As I watched her bravely grapple with disfigurement and face the prospect of losing her hair altogether, I berated myself for being such a superficial twit, calling her out over something as trivial as a haircut. I should note my criticism did not extend to the characteristics of Karenism. In fact, one of the many pieces of advice I've taken from Mum is: "Just let it go."
In hindsight, her hair always looked great anyway: far tidier than mine and a sign she takes pride in her appearance. It's the hair my 1-year-old smooshes his face into with delight when she picks him up - and probably the reason he always has a big smile for Karens in the wild.
When you see so many out and about, you begin to wonder what it is about the look that has generated such mass appeal. Perhaps we should consider the journey of a Karen: many have combed through the Farrah Fawcett flicks of the 70s, the bouffant Diana of the 80s, the 90s era of harsh, dark crops, sometimes topped with an inexplicable cap of poodle curls.
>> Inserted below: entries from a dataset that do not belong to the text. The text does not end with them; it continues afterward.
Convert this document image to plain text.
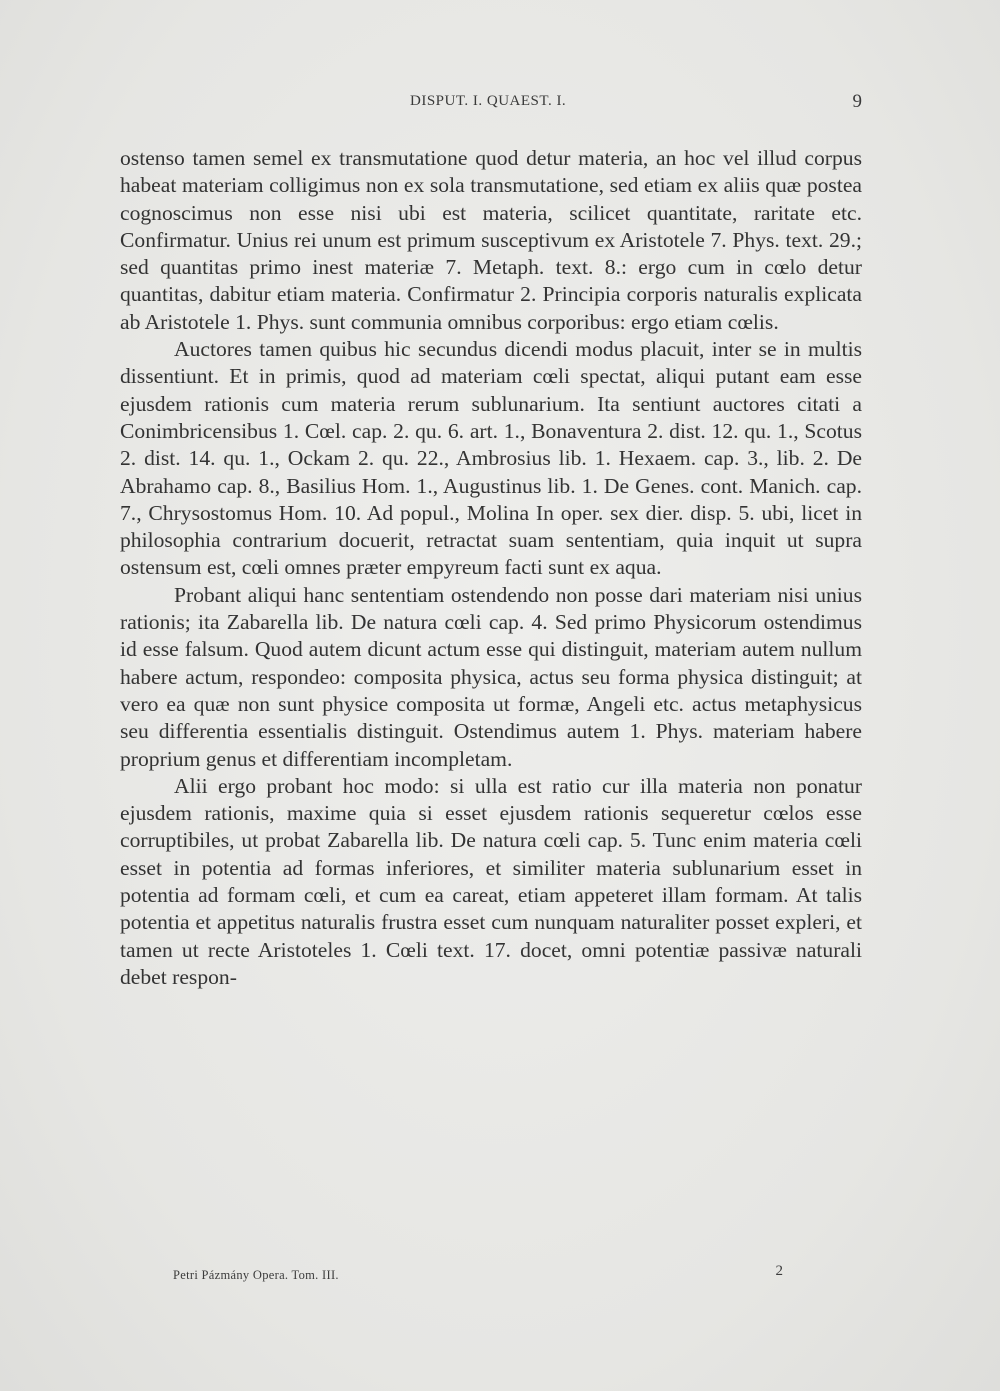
DISPUT. I. QUAEST. I.	9

ostenso tamen semel ex transmutatione quod detur materia, an hoc vel illud corpus habeat materiam colligimus non ex sola transmutatione, sed etiam ex aliis quæ postea cognoscimus non esse nisi ubi est materia, scilicet quantitate, raritate etc. Confirmatur. Unius rei unum est primum susceptivum ex Aristotele 7. Phys. text. 29.; sed quantitas primo inest materiæ 7. Metaph. text. 8.: ergo cum in cœlo detur quantitas, dabitur etiam materia. Confirmatur 2. Principia corporis naturalis explicata ab Aristotele 1. Phys. sunt communia omnibus corporibus: ergo etiam cœlis.

Auctores tamen quibus hic secundus dicendi modus placuit, inter se in multis dissentiunt. Et in primis, quod ad materiam cœli spectat, aliqui putant eam esse ejusdem rationis cum materia rerum sublunarium. Ita sentiunt auctores citati a Conimbricensibus 1. Cœl. cap. 2. qu. 6. art. 1., Bonaventura 2. dist. 12. qu. 1., Scotus 2. dist. 14. qu. 1., Ockam 2. qu. 22., Ambrosius lib. 1. Hexaem. cap. 3., lib. 2. De Abrahamo cap. 8., Basilius Hom. 1., Augustinus lib. 1. De Genes. cont. Manich. cap. 7., Chrysostomus Hom. 10. Ad popul., Molina In oper. sex dier. disp. 5. ubi, licet in philosophia contrarium docuerit, retractat suam sententiam, quia inquit ut supra ostensum est, cœli omnes præter empyreum facti sunt ex aqua.

Probant aliqui hanc sententiam ostendendo non posse dari materiam nisi unius rationis; ita Zabarella lib. De natura cœli cap. 4. Sed primo Physicorum ostendimus id esse falsum. Quod autem dicunt actum esse qui distinguit, materiam autem nullum habere actum, respondeo: composita physica, actus seu forma physica distinguit; at vero ea quæ non sunt physice composita ut formæ, Angeli etc. actus metaphysicus seu differentia essentialis distinguit. Ostendimus autem 1. Phys. materiam habere proprium genus et differentiam incompletam.

Alii ergo probant hoc modo: si ulla est ratio cur illa materia non ponatur ejusdem rationis, maxime quia si esset ejusdem rationis sequeretur cœlos esse corruptibiles, ut probat Zabarella lib. De natura cœli cap. 5. Tunc enim materia cœli esset in potentia ad formas inferiores, et similiter materia sublunarium esset in potentia ad formam cœli, et cum ea careat, etiam appeteret illam formam. At talis potentia et appetitus naturalis frustra esset cum nunquam naturaliter posset expleri, et tamen ut recte Aristoteles 1. Cœli text. 17. docet, omni potentiæ passivæ naturali debet respon-

Petri Pázmány Opera. Tom. III.	2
After years of perms and rollers, using mousse to spruce and hairspray to set, the Karen could be considered relatively easy-care. It is tidy. Dare I say it, it is chic. Whether we like it or not, when it comes to the middle-aged white women in our lives, this is the mane of many: our friends, colleagues, sisters, mothers, grandmothers.
And after learning Mum has been given the all-clear following her surgery and won't need chemotherapy, I couldn't be happier to let her Karen cut be. That tapered golden helmet is a sign that she's alive, well, and ready to speak to the manager.